DENVER, Colorado ” The presidential campaigns bombarded voters with visits, phone calls and last-minute advertising today, an indication of how critical they believe Colorado’s nine electoral votes could be on Election Day.

Since 1976, a Democratic presidential candidate has won Colorado just once ” Bill Clinton in 1992. Al Gore in 2000 and John Kerry in 2004 each lost to George W. Bush.

Both parties targeted Colorado in 2004 but Democrats pulled support for John Kerry before the election and he lost the state by 100,000 votes, political consultant Eric Sondermann said.



“Ask Al Gore or John Kerry if they would have wanted nine electoral votes. Those nine electoral votes would have made Al Gore president,” Sondermann said. “I’m unaware of any historical precedent for Colorado being this much in play.”

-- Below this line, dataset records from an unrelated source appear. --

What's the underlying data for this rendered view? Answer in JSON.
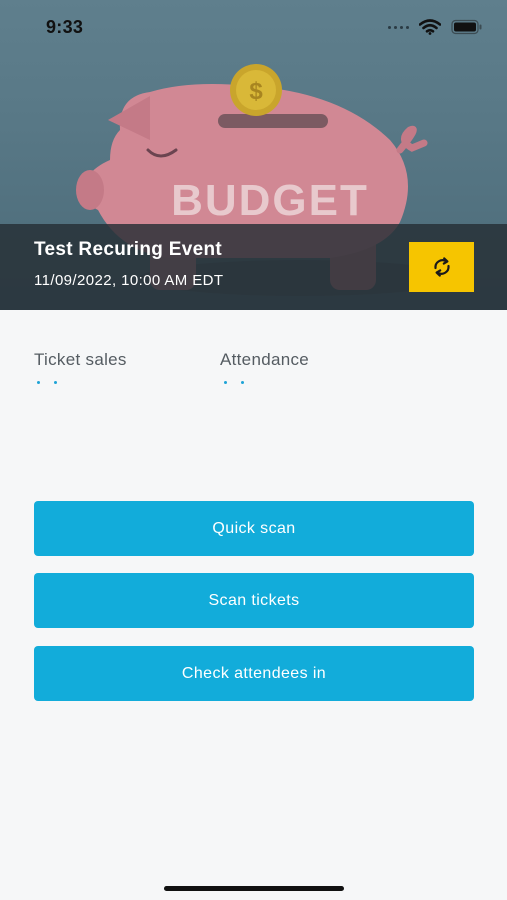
{
  "status_bar": {
    "time": "9:33",
    "icons": [
      "cellular-icon",
      "wifi-icon",
      "battery-icon"
    ]
  },
  "hero": {
    "image_text": "BUDGET",
    "image_subject": "piggy-bank-illustration"
  },
  "event": {
    "title": "Test Recuring Event",
    "datetime": "11/09/2022, 10:00 AM EDT",
    "refresh_icon": "refresh-icon"
  },
  "stats": {
    "ticket_sales_label": "Ticket sales",
    "attendance_label": "Attendance"
  },
  "actions": {
    "quick_scan": "Quick scan",
    "scan_tickets": "Scan tickets",
    "check_attendees": "Check attendees in"
  },
  "colors": {
    "accent": "#12acda",
    "refresh_button": "#f6c500",
    "overlay": "#262e34",
    "background": "#f6f7f8"
  }
}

Colorado offers Republicans a better chance of success than other target states like Pennsylvania, Ohio and Virginia, where Democrat Barack Obama has bigger leads in polls, political consultant Floyd Ciruli has said.



Today, the electorate is just about evenly divided among Republicans, Democrats and unaffiliated voters. Voter turnout already has been intense with 1.6 million mail-in ballots and 365,000 absentee ballots turned in from the state’s 2.6 million active registered voters. The statewide turnout is expected to set a record, exceeding 90 percent.

In the presidential race, Obama has led Republican John McCain by single digits in recent polls.

And, the campaigning continues at a fever pitch.



Today, GOP vice presidential candidate Sarah Palin is headed to Colorado Springs for an afternoon rally while Michelle Obama planned to visit Dakota Ridge High School in south Jefferson County.

McCain plans to visit Grand Junction on Election Day, just four days after Obama held a rally in Pueblo.

Other closely watched races drawing voters to the polls include the U.S. Senate race between Democrat Mark Udall and Republican Bob Schaffer to replace retiring Republican Wayne Allard.

Supporters of Schaffer and Udall targeted voters with last-minute phone calls and door-to-door visits.

In northeastern Colorado, GOP incumbent Marilyn Musgrave and Democratic challenger Betsy Markey are in a hard-fought race in the 4th Congressional District. There also are a number of contested ballot issues: a proposed constitutional amendment would define a person “to include any human being from the moment of fertilization,” an amendment to eliminate a credit that allows oil and gas companies to deduct property taxes from their severance taxes, and a number of labor-related measures.